Herald Journal, Dec. 12, 2005
New Germany native loves job, mingling with 'The Great One'
By Liz Hellmann
A little girl who spent her whole life growing up in New Germany has become a professional dealing with some of the nation’s most elite athletes, and is following her passion across the country.
Jackie Johnson is the daughter of Bruce and Helen Johnson of New Germany, who formerly owned the Hollywood Ranch House.
Johnson remembers spending a lot of time at the Ranch House from the time she was born all the way through high school.
But before she even graduated college, she found herself accepting a job offer that would take her to another time zone, and certainly another climate, in Arizona.
Johnson was offered a job in sales with the Phoenix Suns after attending a NBA job fair her senior year of college.
“You have to really just take any opportunity you can. This industry is so competitive, you can’t hold anything back,” Johnson said.
Johnson gained experience working the Minnesota State University, Mankato basketball games while attending the college, and has been taking her share of opportunities since graduating in 2004.
A three-sport athlete in high school, Johnson has been around sports all her life, but didn’t consider it a career option until attending Minnesota State University, Mankato.
“In high school, I always wanted to do marketing, but never thought it would be in sales. This just kind of fell into my lap,” Johnson said.
After making the decision to move away and take the job in Arizona, Jackie received another job offer to work with the Atlanta Hawks basketball team and the Thrasher hockey team.
Johnson decided to pack up her bags and move to Georgia in January 2005, seven months after starting with the Suns.
Although the job in Atlanta was a promotion, Johnson learned a lot from her first job.
“It basically taught me how to sell season tickets. You have to be able to show people the value of season tickets, buying a ticket for one game is different than buying season tickets,” Johnson said.
But in July she found herself moving back to the desert to work with the Phoenix hockey team, the Coyotes, after the hocky lockout came to an end.
So is all the moving worth it for a girl from rural Minnesota?
“It’s really a self-rewarding job,” Johnson said, who works on commission. “The pay is what you make of it, and I like that it’s all in my hands.”

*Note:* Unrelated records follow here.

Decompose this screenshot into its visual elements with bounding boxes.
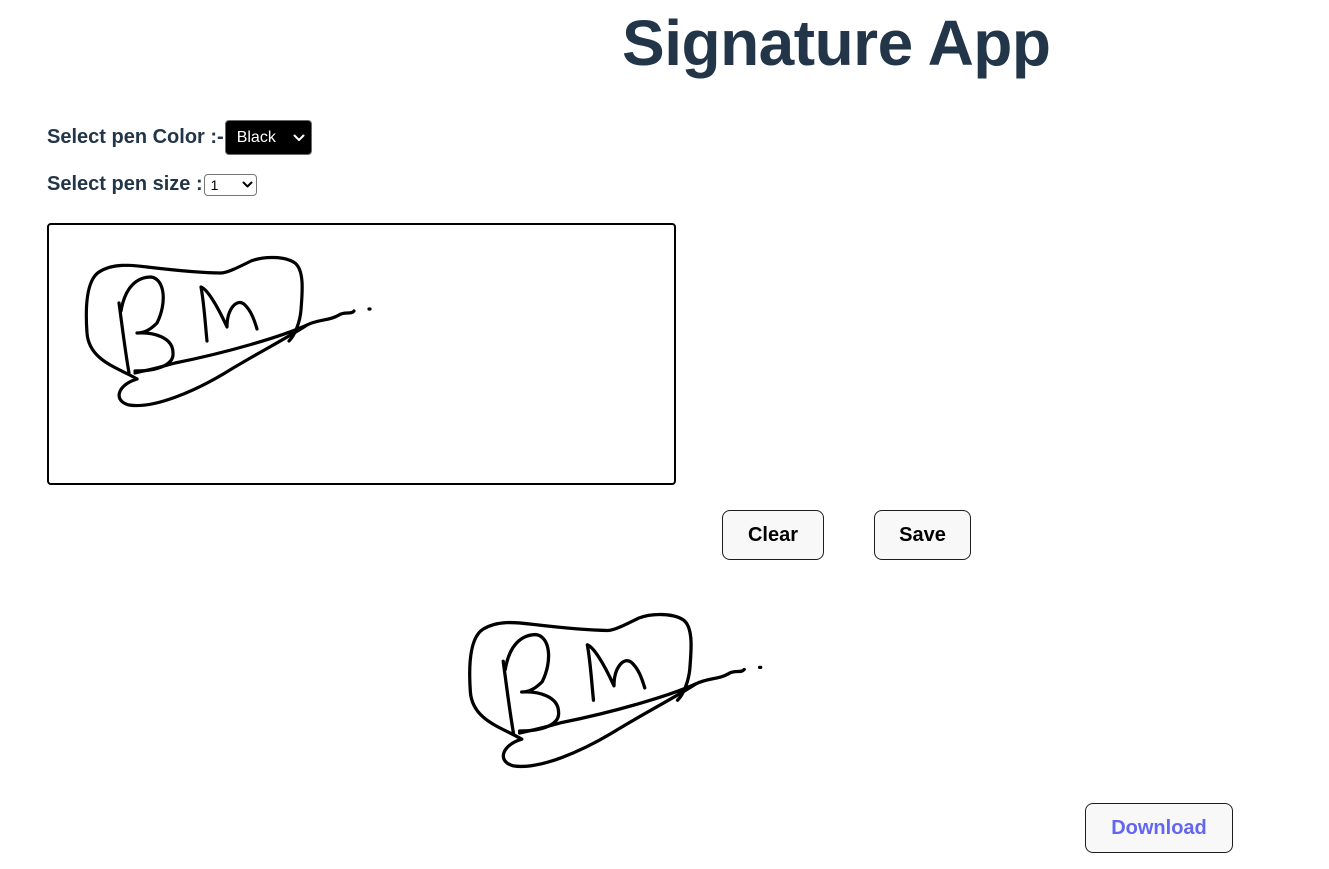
pen-color-select[interactable]: Black: [224, 120, 312, 155]
page-title: Signature App: [622, 7, 1051, 79]
save-button[interactable]: Save: [874, 510, 971, 560]
clear-button[interactable]: Clear: [722, 510, 824, 560]
pen-size-label: Select pen size :: [47, 173, 203, 195]
signature-canvas[interactable]: [47, 223, 676, 485]
download-button[interactable]: Download: [1085, 803, 1233, 853]
pen-color-label: Select pen Color :-: [47, 126, 224, 148]
pen-size-select[interactable]: 1: [203, 173, 257, 196]
saved-signature-image: [465, 612, 765, 772]
pen-size-selected-value: 1: [210, 176, 219, 193]
chevron-down-icon: [242, 181, 253, 188]
signature-app-page: Signature App Select pen Color :- Black …: [0, 0, 1329, 869]
signature-drawing: [84, 255, 372, 408]
pen-size-row: Select pen size : 1: [47, 173, 257, 196]
chevron-down-icon: [293, 134, 305, 142]
saved-signature-drawing: [468, 612, 763, 769]
pen-color-row: Select pen Color :- Black: [47, 120, 312, 155]
pen-color-selected-value: Black: [236, 128, 276, 146]
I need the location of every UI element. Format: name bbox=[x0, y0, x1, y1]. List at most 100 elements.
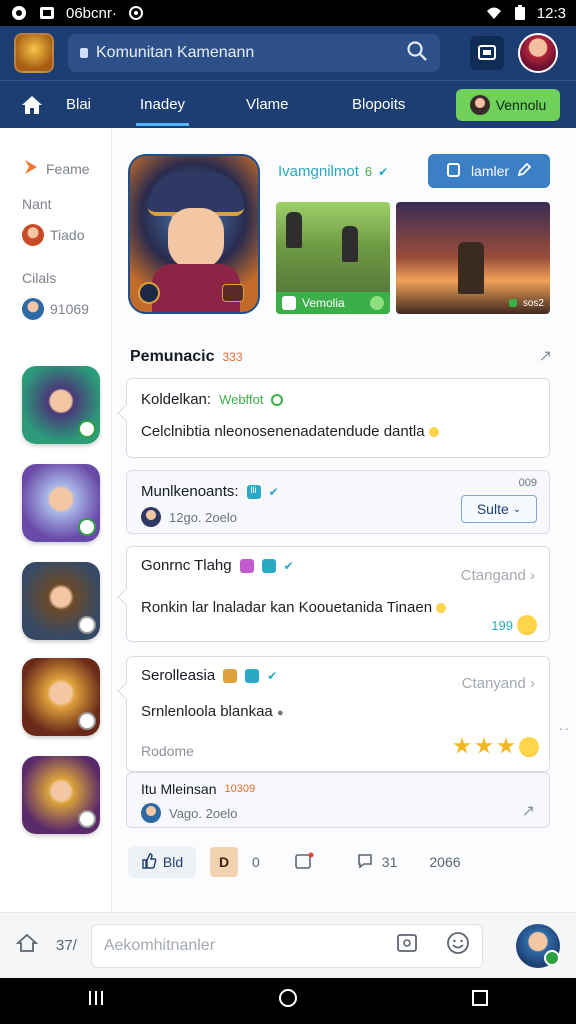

The job also comes with some other perks, including mingling with “The Great One,” hockey legend Wayne Gretzky.
Johnson’s responsibilities with the Coyotes include customer service, and occasionally taking care of Gretzky, who is also the team’s coach.
“We have set up a couple of events where Wayne was there, and we make sure he doesn’t get bombarded with people and gets to talk to everybody he needs to,” Johnson said.
She also gets the opportunity to sit in on concerts where her Coyote season ticket holders have bought tickets.
Her job is to make sure everything goes smoothly, whether there is a mistake on the credit card bill, a missing ticket in will call, or a missing cup holder on their seats.
“I make sure all problems get solved,” Johnson said.
Some problems are easier to solve than others, and some are downright comical.
“Sometimes, the little things people can get worked up about, and it takes two seconds to fix,” Johnson said.
For example, because of the way the tickets are printed, the letters “D” and “O” are difficult to tell apart.
On more than one occasion, Johnson has had to calm down an angry patron who thought someone was in their seat, when actually their seat was in row “D,” not row “O.”
When problems are at a minimum, Johnson can sit back and watch the likes of Paul McCartney, The Rolling Stones, and Bon Jovi, who are all on tap to perform at the arena this year on days when the Coyotes are not taking the ice.
But aside from the concerts, Johnson’s favorite part of the job is walking into a full arena.
“It’s an incredible feeling knowing that I sold a lot of those tickets,” she said.
For those who are interested in a career like Johnson’s, she stresses the importance of grabbing experience wherever you can, even if it does mean moving.
Although her family and friends are far from the desert, Johnson finds it is easy to make friends with her coworkers, many of whom moved just like she did.
But, for now, Johnson is content doing what she loves where she is.
“It’s an industry where you have to move around to get the jobs you want, but this is a good spot for me right now,” Johnson said.